PhillyDeals: Philadelphia pension fund gap narrows slightly

President Obama's plan for corporate tax reform got a good review from a think tank.
President Obama's plan for corporate tax reform got a good review from a think tank. (J PAT CARTER / Associated Press)
Posted: February 28, 2012

Philadelphia's pension board last week got what City Controller Alan Butkovitz called "surprise" good news: a small reduction in the very large gap between what the city owes future pensioners and what it has set aside to pay them.

The estimates from pension consultants don't reverse Philadelphia's long-term pension problems: It still has more beneficiaries cashing checks than workers paying into the fund, the fund still suffers from years of over-promising and under-reserving, and well-paid private fund managers have for years produced investment profits far below the city's annual target, now 8.1 percent.

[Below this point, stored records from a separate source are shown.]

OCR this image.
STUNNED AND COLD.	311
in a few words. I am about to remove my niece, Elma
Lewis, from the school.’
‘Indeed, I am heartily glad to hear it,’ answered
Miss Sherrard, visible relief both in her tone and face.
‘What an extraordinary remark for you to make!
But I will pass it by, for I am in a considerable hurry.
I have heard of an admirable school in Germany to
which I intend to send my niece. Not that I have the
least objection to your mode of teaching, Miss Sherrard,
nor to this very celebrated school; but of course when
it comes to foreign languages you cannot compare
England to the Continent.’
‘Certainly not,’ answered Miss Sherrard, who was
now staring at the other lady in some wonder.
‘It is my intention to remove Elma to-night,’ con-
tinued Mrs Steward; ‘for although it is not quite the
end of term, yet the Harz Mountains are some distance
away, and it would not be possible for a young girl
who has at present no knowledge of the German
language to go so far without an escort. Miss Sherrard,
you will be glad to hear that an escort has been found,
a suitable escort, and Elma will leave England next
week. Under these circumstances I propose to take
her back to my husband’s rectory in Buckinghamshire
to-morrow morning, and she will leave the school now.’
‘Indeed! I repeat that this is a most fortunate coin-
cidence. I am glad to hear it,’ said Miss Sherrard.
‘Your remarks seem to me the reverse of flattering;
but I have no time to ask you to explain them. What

Still, the news was less bad than in earlier reports. Pension assets totaled $4.26 billion at the end of the last fiscal year, up sharply from $3.65 billion a year earlier. And liabilities (future benefits) grew more slowly than expected, to $10.36 billion, from $10.34 billion.

The result: Assets at year-end covered 45 percent of liabilities, up from 39 percent a year earlier. On an actuarial basis, "smoothed" to ease the impact of volatile investment values, the city could claim the plan is 50 percent funded, which moves it into a less dangerous zone, as pension experts count these things.

How did that happen? Besides a welcome recovery in stock market prices early last fiscal year, city employment has fallen faster than pension planners projected, to fewer than 27,000 workers, from 28,000 the year before. Fewer workers means fewer future retirees and lower liabilities.

Despite the momentary easing, Philadelphia's contributions to its retirees' plan will continue to rise - the legally defined "minimum municipal contribution" will top $600 million in fiscal 2013, up from $534 million this year - even as city payrolls fall, to an estimated $1.42 billion next year from $1.47 billion this year.

But the gap isn't quite as big as it threatened to be, before Mayor Nutter's budget cuts and the stock market's partial recovery.

"It's just a preliminary report," warned Fran Bielli, executive director of the Philadelphia Board of Pensions and Retirement. A more detailed account, and budget projections, will be issued in March.

Playing favorites

President Obama's corporate-tax-reform proposals win mostly positive marks from the conservative Manhattan Institute because they promise lower rates for a larger range of businesses - a fairer, flatter tax.

Still, in a report by Josh Barro, the institute questions Obama's preference for some businesses over others.

The plan would cut the base corporate tax rate to 28 percent from 35 percent while collecting from a wider range of firms by limiting use of large companies' small-business tax dodges. It also would limit the tax deductibility of debt. The institute notes that would make borrowing less attractive and investment relatively more attractive.

But the report also faults Obama for playing favorites. His proposal to tax oil and gas profits more than like industries (above the current effective 9 percent rate) makes sense (though it will likely result in higher fuel costs). But his plan to extend subsidies for wind and other renewable power risks sucking investment dollars into projects that may not pay for themselves.

Similarly, the Manhattan Institute questions Obama's continuing preference for "domestic manufacturing over other industries."

Dow Chemical's Andrew Liveris, DuPont's Ellen Kullman, and others have urged Obama to copy European and Asian governments in favoring U.S. factories over other uses of capital.

But Barro argues factory production is already on the rise, and that subsidizing old-line manufacturing means starving emerging industries. The institute's conclusion: "Tax different types of economic activity equally, and let capital be allocated where it can most efficiently be used."